Opioid prescribing metrics have in fact improved in NC in the last few years and deaths due to prescription opioids are leveling out. Unfortunately, deaths due to illicit opioids particularly heroin, fentanyl, and fentanyl analogues have increased dramatically during this time and are now involved in 80% of opioid overdose deaths. These illicit formulations are both more potent and more unpredictable. The toxicity is further amplified by other drugs such as benzodiazepines and stimulants as well as alcohol which are involved in an increasing proportion of OD deaths.
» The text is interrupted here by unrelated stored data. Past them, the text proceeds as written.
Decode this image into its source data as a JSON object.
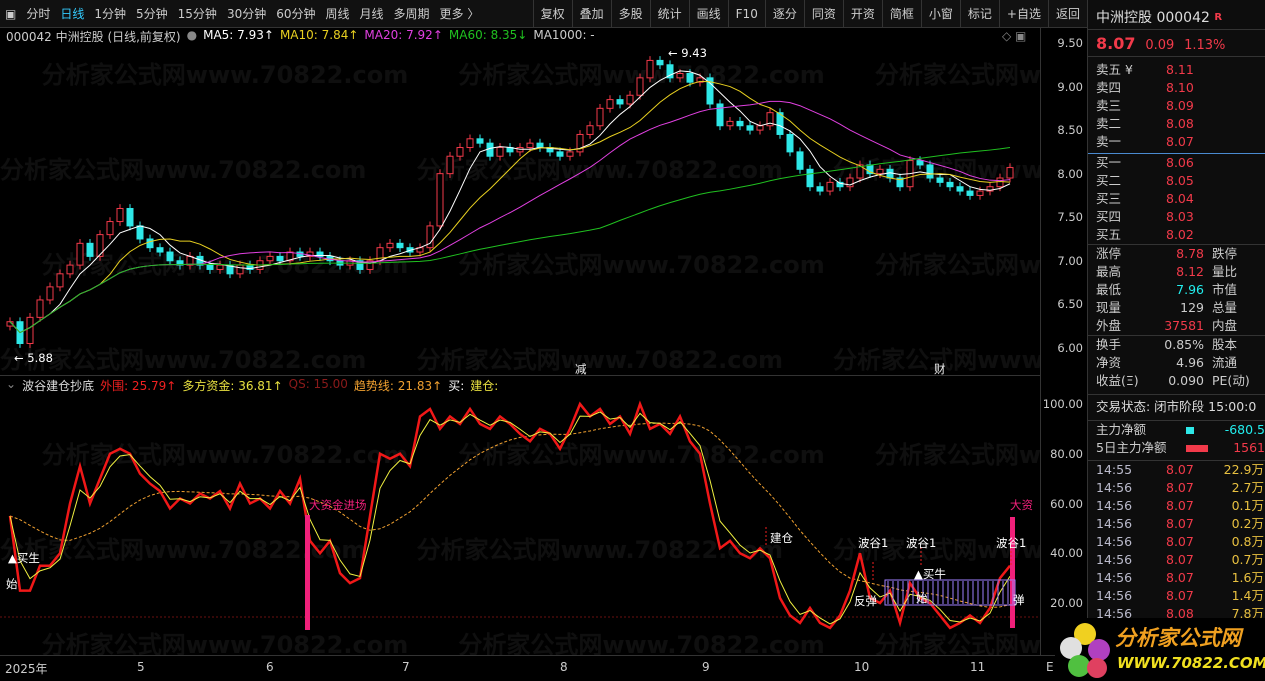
{
  "toolbar": {
    "periods": [
      "分时",
      "日线",
      "1分钟",
      "5分钟",
      "15分钟",
      "30分钟",
      "60分钟",
      "周线",
      "月线",
      "多周期",
      "更多 〉"
    ],
    "active": "日线",
    "buttons": [
      "复权",
      "叠加",
      "多股",
      "统计",
      "画线",
      "F10",
      "逐分",
      "同资",
      "开资",
      "简框",
      "小窗",
      "标记",
      "+自选",
      "返回"
    ]
  },
  "info": {
    "title": "000042 中洲控股 (日线,前复权)",
    "ma5": "MA5: 7.93↑",
    "ma10": "MA10: 7.84↑",
    "ma20": "MA20: 7.92↑",
    "ma60": "MA60: 8.35↓",
    "ma1000": "MA1000: -",
    "colors": {
      "ma5": "#ffffff",
      "ma10": "#e8d020",
      "ma20": "#e040e0",
      "ma60": "#20c020",
      "up": "#f23a4a",
      "down": "#2ee8e8"
    }
  },
  "indicator": {
    "name": "波谷建仓抄底",
    "waiwei": "外围: 25.79↑",
    "duofang": "多方资金: 36.81↑",
    "qs": "QS: 15.00",
    "trend": "趋势线: 21.83↑",
    "buy": "买:",
    "jiancang": "建仓:"
  },
  "price_axis": [
    "9.50",
    "9.00",
    "8.50",
    "8.00",
    "7.50",
    "7.00",
    "6.50",
    "6.00"
  ],
  "ind_axis": [
    "100.00",
    "80.00",
    "60.00",
    "40.00",
    "20.00"
  ],
  "x_axis": [
    "2025年",
    "5",
    "6",
    "7",
    "8",
    "9",
    "10",
    "11",
    "E"
  ],
  "markers": {
    "high": "9.43",
    "low": "5.88",
    "jian": "减",
    "cai": "财"
  },
  "annotations": {
    "big_in": "大资金进场",
    "big_in2": "大资",
    "buy_start": "▲买生",
    "start": "始",
    "build": "建仓",
    "trough": "波谷1",
    "rebound": "反弹",
    "buy_bull": "▲买牛",
    "start2": "始",
    "rebound2": "弹"
  },
  "chart_data": {
    "type": "candlestick",
    "ylim": [
      5.8,
      9.55
    ],
    "close": [
      6.3,
      6.05,
      6.35,
      6.55,
      6.7,
      6.85,
      6.95,
      7.2,
      7.05,
      7.3,
      7.45,
      7.6,
      7.4,
      7.25,
      7.15,
      7.1,
      7.0,
      6.95,
      7.05,
      6.95,
      6.9,
      6.95,
      6.85,
      6.95,
      6.9,
      7.0,
      7.05,
      7.0,
      7.1,
      7.05,
      7.1,
      7.05,
      7.0,
      6.95,
      7.0,
      6.9,
      7.0,
      7.15,
      7.2,
      7.15,
      7.1,
      7.15,
      7.4,
      8.0,
      8.2,
      8.3,
      8.4,
      8.35,
      8.2,
      8.3,
      8.25,
      8.3,
      8.35,
      8.3,
      8.25,
      8.2,
      8.25,
      8.45,
      8.55,
      8.75,
      8.85,
      8.8,
      8.9,
      9.1,
      9.3,
      9.25,
      9.1,
      9.15,
      9.05,
      9.1,
      8.8,
      8.55,
      8.6,
      8.55,
      8.5,
      8.55,
      8.7,
      8.45,
      8.25,
      8.05,
      7.85,
      7.8,
      7.9,
      7.85,
      7.95,
      8.1,
      8.0,
      8.05,
      7.95,
      7.85,
      8.15,
      8.1,
      7.95,
      7.9,
      7.85,
      7.8,
      7.75,
      7.8,
      7.85,
      7.95,
      8.07
    ],
    "indicator": {
      "ylim": [
        5,
        105
      ],
      "waiwei": [
        55,
        25,
        25,
        35,
        35,
        40,
        60,
        75,
        60,
        70,
        80,
        82,
        80,
        72,
        68,
        65,
        58,
        62,
        60,
        64,
        62,
        65,
        58,
        68,
        60,
        62,
        58,
        65,
        60,
        70,
        45,
        40,
        45,
        32,
        28,
        30,
        55,
        80,
        78,
        80,
        75,
        95,
        98,
        90,
        95,
        92,
        98,
        92,
        90,
        95,
        92,
        88,
        85,
        90,
        88,
        82,
        90,
        100,
        95,
        98,
        92,
        95,
        88,
        100,
        90,
        92,
        88,
        95,
        85,
        80,
        60,
        42,
        45,
        40,
        38,
        42,
        38,
        22,
        15,
        12,
        18,
        12,
        10,
        15,
        25,
        40,
        22,
        20,
        25,
        12,
        28,
        22,
        20,
        15,
        10,
        12,
        15,
        12,
        18,
        30,
        35
      ],
      "qs": 15
    }
  },
  "side": {
    "name": "中洲控股 000042",
    "badge": "R",
    "price": "8.07",
    "chg": "0.09",
    "pct": "1.13%",
    "asks": [
      [
        "卖五 ¥",
        "8.11"
      ],
      [
        "卖四",
        "8.10"
      ],
      [
        "卖三",
        "8.09"
      ],
      [
        "卖二",
        "8.08"
      ],
      [
        "卖一",
        "8.07"
      ]
    ],
    "bids": [
      [
        "买一",
        "8.06"
      ],
      [
        "买二",
        "8.05"
      ],
      [
        "买三",
        "8.04"
      ],
      [
        "买四",
        "8.03"
      ],
      [
        "买五",
        "8.02"
      ]
    ],
    "stats": [
      [
        "涨停",
        "8.78",
        "red",
        "跌停"
      ],
      [
        "最高",
        "8.12",
        "red",
        "量比"
      ],
      [
        "最低",
        "7.96",
        "cy",
        "市值"
      ],
      [
        "现量",
        "129",
        "",
        "总量"
      ],
      [
        "外盘",
        "37581",
        "red",
        "内盘"
      ]
    ],
    "stats2": [
      [
        "换手",
        "0.85%",
        "股本"
      ],
      [
        "净资",
        "4.96",
        "流通"
      ],
      [
        "收益(Ξ)",
        "0.090",
        "PE(动)"
      ]
    ],
    "status": "交易状态: 闭市阶段 15:00:0",
    "flow": [
      [
        "主力净额",
        "-680.5",
        "cy"
      ],
      [
        "5日主力净额",
        "1561",
        "red"
      ]
    ],
    "ticks": [
      [
        "14:55",
        "8.07",
        "22.9万"
      ],
      [
        "14:56",
        "8.07",
        "2.7万"
      ],
      [
        "14:56",
        "8.07",
        "0.1万"
      ],
      [
        "14:56",
        "8.07",
        "0.2万"
      ],
      [
        "14:56",
        "8.07",
        "0.8万"
      ],
      [
        "14:56",
        "8.07",
        "0.7万"
      ],
      [
        "14:56",
        "8.07",
        "1.6万"
      ],
      [
        "14:56",
        "8.07",
        "1.4万"
      ],
      [
        "14:56",
        "8.08",
        "7.8万"
      ]
    ]
  },
  "logo": {
    "name": "分析家公式网",
    "url": "www.70822.com"
  },
  "watermark": "分析家公式网www.70822.com"
}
The infectious disease implications of intravenous drug use are staggering. Hepatitis C rates in NC increased 360% over the last 10 years and heart valve infections have increased 985% over the same period. New cases of infection with HIV, syphilis, chlamydia, and gonorrhea are also on the rise, with very dramatic racial and ethnic disparities, particularly in African Americans relative to whites.
Prescribers continue to play an important role in prevention by following prescribing recommendations for both acute and chronic pain conditions whenever possible, counseling patients about safe storage and disposal, and co-prescribing naloxone to at-risk patients. Likewise, physicians play an important role in treatment by identifying opioid use disorder (OUD), offering office-based medication assisted treatment (buprenorphine and naltrexone), and connecting patients with specialized SUD treatment. Providers also play an important role in sustaining recovery.
OPDAAC’s goals are simple: reduce overdose deaths and reduce ED visits.